This book is useful for undergraduate classes on Buddhism, Zen, modern East Asian history, political science, intelligence and security, peace and conflict studies, and other areas of Asian studies. But students can only receive a professor’s proverbial tea of knowledge if their cups are not already overflowing with misconceptions. Zen Terror in Prewar Japan goes a long way toward eliminating widely held misunderstandings, a goal of its author.

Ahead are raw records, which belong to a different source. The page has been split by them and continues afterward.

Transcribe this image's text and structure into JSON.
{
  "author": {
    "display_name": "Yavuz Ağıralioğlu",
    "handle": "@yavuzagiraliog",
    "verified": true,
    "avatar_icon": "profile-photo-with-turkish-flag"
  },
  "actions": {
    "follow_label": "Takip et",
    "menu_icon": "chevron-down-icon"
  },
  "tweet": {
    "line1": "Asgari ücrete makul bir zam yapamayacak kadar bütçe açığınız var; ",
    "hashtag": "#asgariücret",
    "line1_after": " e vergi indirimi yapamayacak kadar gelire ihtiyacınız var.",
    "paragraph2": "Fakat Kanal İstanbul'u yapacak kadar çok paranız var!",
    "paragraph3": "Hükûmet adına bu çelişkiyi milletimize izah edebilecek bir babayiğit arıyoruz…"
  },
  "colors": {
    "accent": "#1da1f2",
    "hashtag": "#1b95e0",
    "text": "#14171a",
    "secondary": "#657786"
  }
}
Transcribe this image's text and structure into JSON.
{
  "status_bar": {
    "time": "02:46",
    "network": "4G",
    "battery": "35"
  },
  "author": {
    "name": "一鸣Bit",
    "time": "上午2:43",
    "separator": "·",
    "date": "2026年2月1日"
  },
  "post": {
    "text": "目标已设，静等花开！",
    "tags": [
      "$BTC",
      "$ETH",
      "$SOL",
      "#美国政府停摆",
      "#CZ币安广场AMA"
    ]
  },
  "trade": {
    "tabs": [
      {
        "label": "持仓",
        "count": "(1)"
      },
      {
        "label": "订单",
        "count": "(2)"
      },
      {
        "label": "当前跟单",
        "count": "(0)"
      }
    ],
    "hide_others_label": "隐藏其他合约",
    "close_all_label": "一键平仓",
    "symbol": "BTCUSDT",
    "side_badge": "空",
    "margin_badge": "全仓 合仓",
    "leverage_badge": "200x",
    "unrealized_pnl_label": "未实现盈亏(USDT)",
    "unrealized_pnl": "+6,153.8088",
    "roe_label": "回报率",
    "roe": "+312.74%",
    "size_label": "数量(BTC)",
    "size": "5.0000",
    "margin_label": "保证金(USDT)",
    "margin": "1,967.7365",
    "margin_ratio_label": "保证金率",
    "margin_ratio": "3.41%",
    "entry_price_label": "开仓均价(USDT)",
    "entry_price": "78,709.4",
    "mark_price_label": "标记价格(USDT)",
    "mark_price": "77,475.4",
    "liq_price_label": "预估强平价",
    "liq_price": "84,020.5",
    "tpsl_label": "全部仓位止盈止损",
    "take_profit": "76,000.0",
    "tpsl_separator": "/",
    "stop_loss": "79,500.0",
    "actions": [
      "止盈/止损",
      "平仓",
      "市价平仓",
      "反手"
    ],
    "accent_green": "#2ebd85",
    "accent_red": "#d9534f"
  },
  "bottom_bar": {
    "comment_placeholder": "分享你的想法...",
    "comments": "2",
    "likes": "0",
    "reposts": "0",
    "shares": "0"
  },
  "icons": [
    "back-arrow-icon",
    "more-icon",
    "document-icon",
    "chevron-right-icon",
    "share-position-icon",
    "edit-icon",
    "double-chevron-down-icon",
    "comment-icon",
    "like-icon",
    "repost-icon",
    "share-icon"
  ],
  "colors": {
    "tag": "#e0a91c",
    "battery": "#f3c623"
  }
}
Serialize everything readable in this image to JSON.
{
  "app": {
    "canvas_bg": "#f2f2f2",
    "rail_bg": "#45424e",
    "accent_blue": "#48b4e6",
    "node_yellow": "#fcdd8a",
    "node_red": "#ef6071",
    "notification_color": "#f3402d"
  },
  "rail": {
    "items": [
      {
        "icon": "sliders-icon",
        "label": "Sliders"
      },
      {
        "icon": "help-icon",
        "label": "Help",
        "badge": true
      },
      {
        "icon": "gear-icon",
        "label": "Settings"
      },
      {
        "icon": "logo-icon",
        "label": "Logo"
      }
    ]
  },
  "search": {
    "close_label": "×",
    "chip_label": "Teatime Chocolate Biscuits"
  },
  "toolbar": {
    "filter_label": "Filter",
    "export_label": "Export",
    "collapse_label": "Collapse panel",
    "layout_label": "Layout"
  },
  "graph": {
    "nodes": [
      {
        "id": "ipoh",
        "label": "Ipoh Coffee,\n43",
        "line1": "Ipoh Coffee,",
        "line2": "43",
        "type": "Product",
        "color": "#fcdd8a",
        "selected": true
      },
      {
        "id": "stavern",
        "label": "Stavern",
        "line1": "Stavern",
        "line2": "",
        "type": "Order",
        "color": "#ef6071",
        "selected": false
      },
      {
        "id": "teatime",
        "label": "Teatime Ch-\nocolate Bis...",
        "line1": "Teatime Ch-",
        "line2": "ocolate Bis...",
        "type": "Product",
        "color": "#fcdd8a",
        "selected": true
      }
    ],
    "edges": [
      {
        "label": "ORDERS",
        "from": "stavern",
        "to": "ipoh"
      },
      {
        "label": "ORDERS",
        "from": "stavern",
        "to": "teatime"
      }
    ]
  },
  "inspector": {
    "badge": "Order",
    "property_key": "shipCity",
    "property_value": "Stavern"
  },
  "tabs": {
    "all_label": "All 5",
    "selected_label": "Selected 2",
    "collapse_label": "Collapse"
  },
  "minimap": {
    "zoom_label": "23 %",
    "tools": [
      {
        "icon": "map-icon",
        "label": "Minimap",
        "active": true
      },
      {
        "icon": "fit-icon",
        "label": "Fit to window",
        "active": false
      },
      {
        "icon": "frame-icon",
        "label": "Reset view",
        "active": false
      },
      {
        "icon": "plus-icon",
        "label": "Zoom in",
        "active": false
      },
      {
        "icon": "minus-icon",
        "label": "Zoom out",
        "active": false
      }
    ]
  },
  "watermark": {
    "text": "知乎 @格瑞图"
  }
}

This is the third and final volume of meticulous research and engaging information presented by Brian Daizen Victoria, senior research fellow at the Oxford Centre for Buddhist Studies, about militaristic connections between Zen Buddhism and Japanese nationalism around and during the time of World War II. Readers having familiarity with his work most likely gained it through the first volume in this trilogy, Zen at War (Rowman & Littlefield, 1997/2006), which had a major impact on Buddhist studies and the study of ethics in general. The second volume, Zen War Stories (Routledge, 2002), continued to open the eyes of English readers to the active role Zen priests and their institutions played in not only justifying killing in the service of the country but also recruiting for and participating personally in a wide array of military matters.

I had the same experience that James Mark Shields relates in the book’s foreword of being genuinely changed in my thinking about Zen by Zen at War as a graduate student. When teaching introductory courses on Buddhism or Zen, I always include information that lets students know that it may not be what they, along with the general public, thought—namely, a religion of peace and love adhered to by millions of people who have never raised a finger in violence from the mountainside where they remain in perpetual meditation. The specifics about how this view is wrong and the potentially dire consequences of maintaining it is what Victoria’s trilogy is all about. Not only are his books must-reads for teachers of the abovementioned subjects, but I have also found they are perfect to assign or suggest to students for research and class projects.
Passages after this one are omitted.